Hello to Gaudi, then Howdy to Manny



How nice to see your new book in the book store, eh? Sister Nguyen Michael Jackson Goldberg Slash Maria de la Cruz, known to her friends as Slash, but currently using her pen name of Rachel Rodriguez, had her Book Release party yesterday at Books, Inc. for her new children's book "Building on Nature." It's perhaps a sign of the times that Slash's last Book Release party, for "Through Georgia's Eyes," was held in the exact same spot, except that bookstore, known as "A Clean Well Lighted Place for Books," went out of business and was taken over by this bookstore.

Her new book is a children's illustrated work about the architecture of Barcelona's Antoni Gaudi. As in the the last book, illustrator Julie Paschkis is brilliant.



Rachel's niece Sofia was there. Good thing they don't look alike or anything, right?

Sofia and the other kids participated in the hands-on reading of the book. It was a lot of fun. There was cake. There were several TIAPOSIANS present to cheer on their sister and Tiapos Emerita -- Large Pants came, and Blonde Bombshell and Mississippi Motorhead too.

And it's a very beautiful book, in some ways more accessible than "Through Georgia's Eyes," because Gaudi's buildings are easier to imagine than Georgia O'Keefe's paintings -- at least through Plotnik's Eyes.



Then last night it was on to BrainDead Stadium to see the Plotzers take on the BrainDeads. Plotnik isn't much of a local fan but he has to say there's no more beautiful place to see a ball game.

See that line of police cars? They were ready for the yahoos in back of Plotnik and his four friends. There were at least 20 of them, all Plotzer fans, all drunk out of their minds and soon spilling beer and swearing and jeering at the BrainDeads -- and ready to fight. Blogmaid figured it was a good time to vacate the seats, so we did.

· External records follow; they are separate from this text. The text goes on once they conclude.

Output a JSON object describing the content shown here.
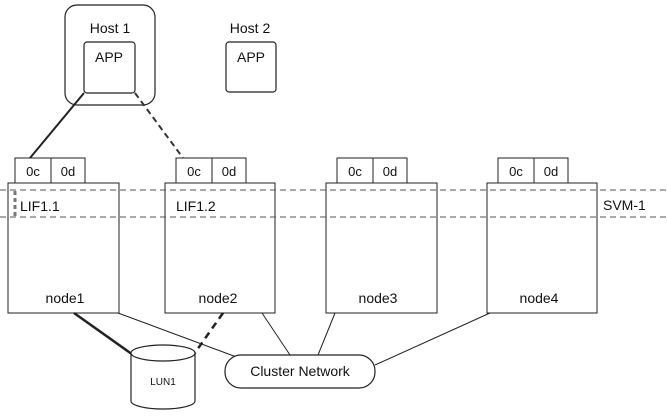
{
  "hosts": [
    {
      "name": "Host 1",
      "app": "APP"
    },
    {
      "name": "Host 2",
      "app": "APP"
    }
  ],
  "nodes": [
    {
      "name": "node1",
      "ports": [
        "0c",
        "0d"
      ],
      "lif": "LIF1.1"
    },
    {
      "name": "node2",
      "ports": [
        "0c",
        "0d"
      ],
      "lif": "LIF1.2"
    },
    {
      "name": "node3",
      "ports": [
        "0c",
        "0d"
      ],
      "lif": ""
    },
    {
      "name": "node4",
      "ports": [
        "0c",
        "0d"
      ],
      "lif": ""
    }
  ],
  "svm": {
    "label": "SVM-1"
  },
  "cluster_network": {
    "label": "Cluster Network"
  },
  "lun": {
    "label": "LUN1"
  },
  "paths": [
    {
      "from": "Host 1",
      "to": "node1",
      "style": "solid"
    },
    {
      "from": "Host 1",
      "to": "node2",
      "style": "dashed"
    },
    {
      "from": "node1",
      "to": "LUN1",
      "style": "solid"
    },
    {
      "from": "node2",
      "to": "LUN1",
      "style": "dashed"
    }
  ],
  "colors": {
    "stroke": "#222222",
    "background": "#ffffff",
    "dashed": "#555555"
  }
}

When we told the usher what had happened, he put us in GREAT seats -- maybe the best seats in the whole ball park, which happens to be a handicapped row just to one side of home plate. He also scanned our original tickets and dispatched stadium cops to the old seats to hopefully throw those idiots into those cop cars.

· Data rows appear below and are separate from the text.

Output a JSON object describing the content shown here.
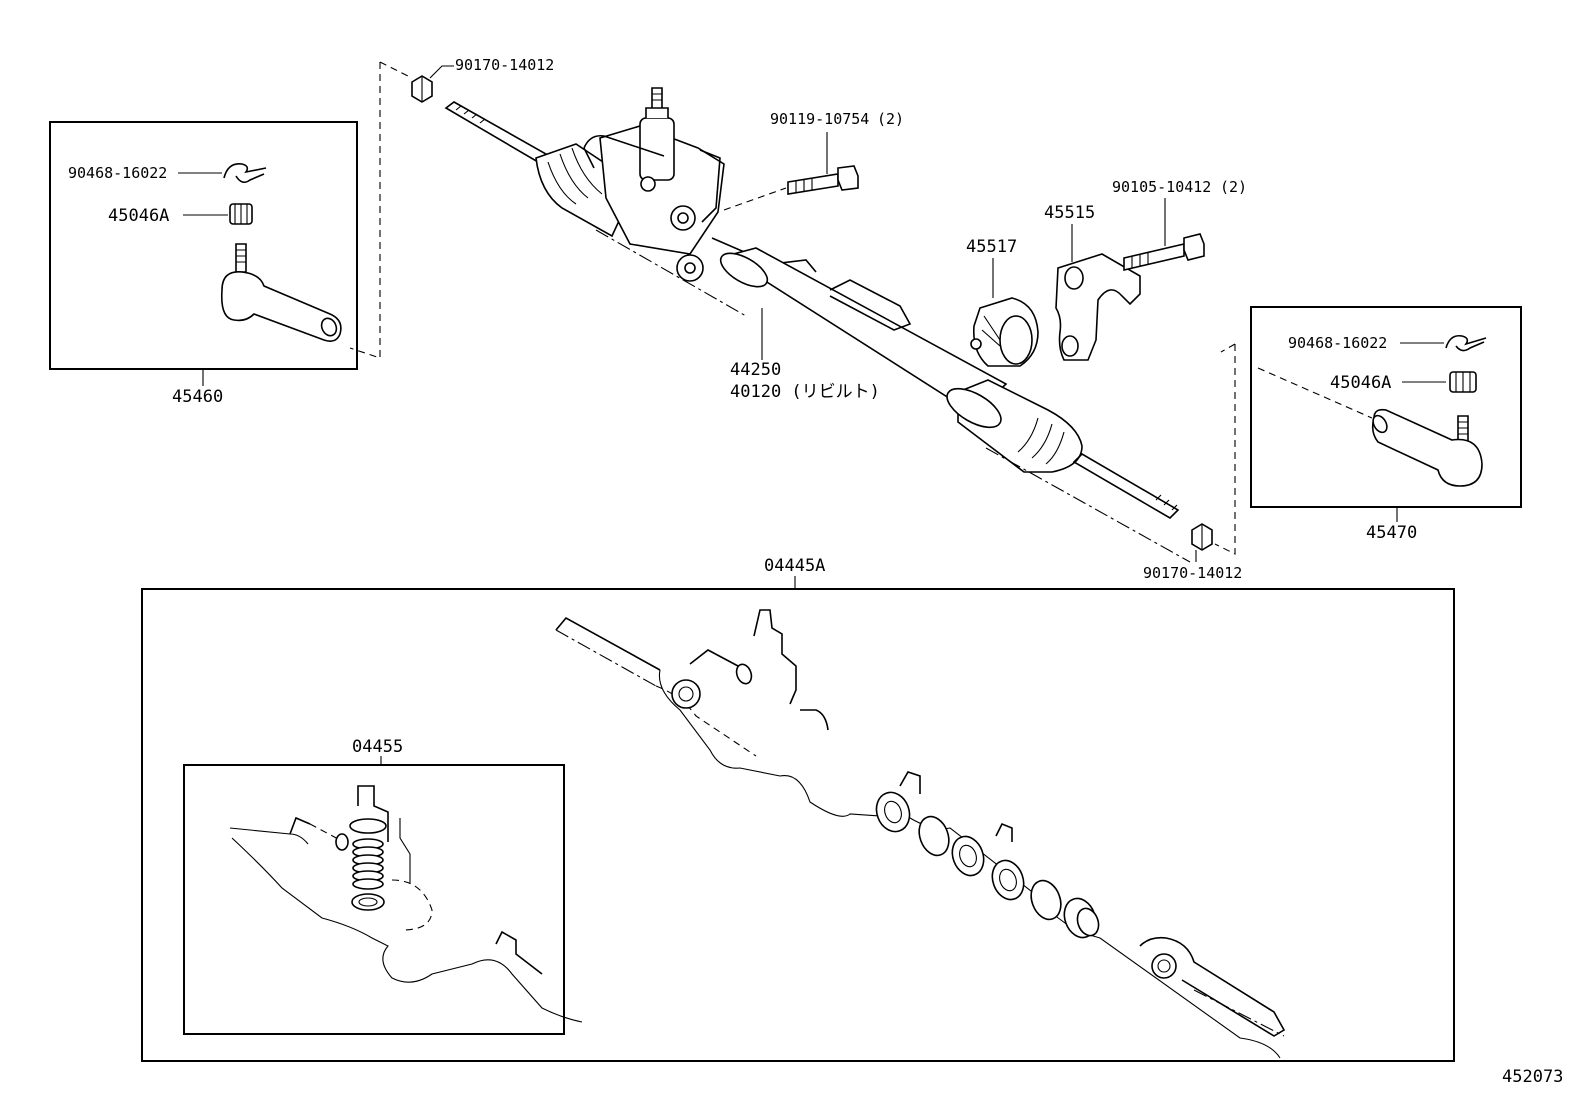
{
  "labels": {
    "nut_top": "90170-14012",
    "bolt_upper": "90119-10754",
    "bolt_upper_qty": "(2)",
    "pin_left": "90468-16022",
    "nut_left": "45046A",
    "bolt_right": "90105-10412",
    "bolt_right_qty": "(2)",
    "bracket": "45515",
    "bushing": "45517",
    "gear_assy": "44250",
    "gear_rebuilt": "40120 (リビルト)",
    "tie_rod_left": "45460",
    "pin_right": "90468-16022",
    "nut_right": "45046A",
    "tie_rod_right": "45470",
    "nut_bottom": "90170-14012",
    "gasket_kit": "04445A",
    "valve_kit": "04455",
    "figure_id": "452073"
  },
  "colors": {
    "line": "#000000",
    "background": "#ffffff"
  }
}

NotThat Lucas and The Great Mushnik wore their BrainDead gear, to no avail last night, and Blogmaid and her husband Bill managed to stay merry until they found themselves in an enormous line after the game to pick up their car. In a city that prides itself on efficiency, how about one parking valet for at least 300 people waiting for cars? Plotnik is afraid to call to find out how long it took them to get home. But Blogmaid is still smiling here.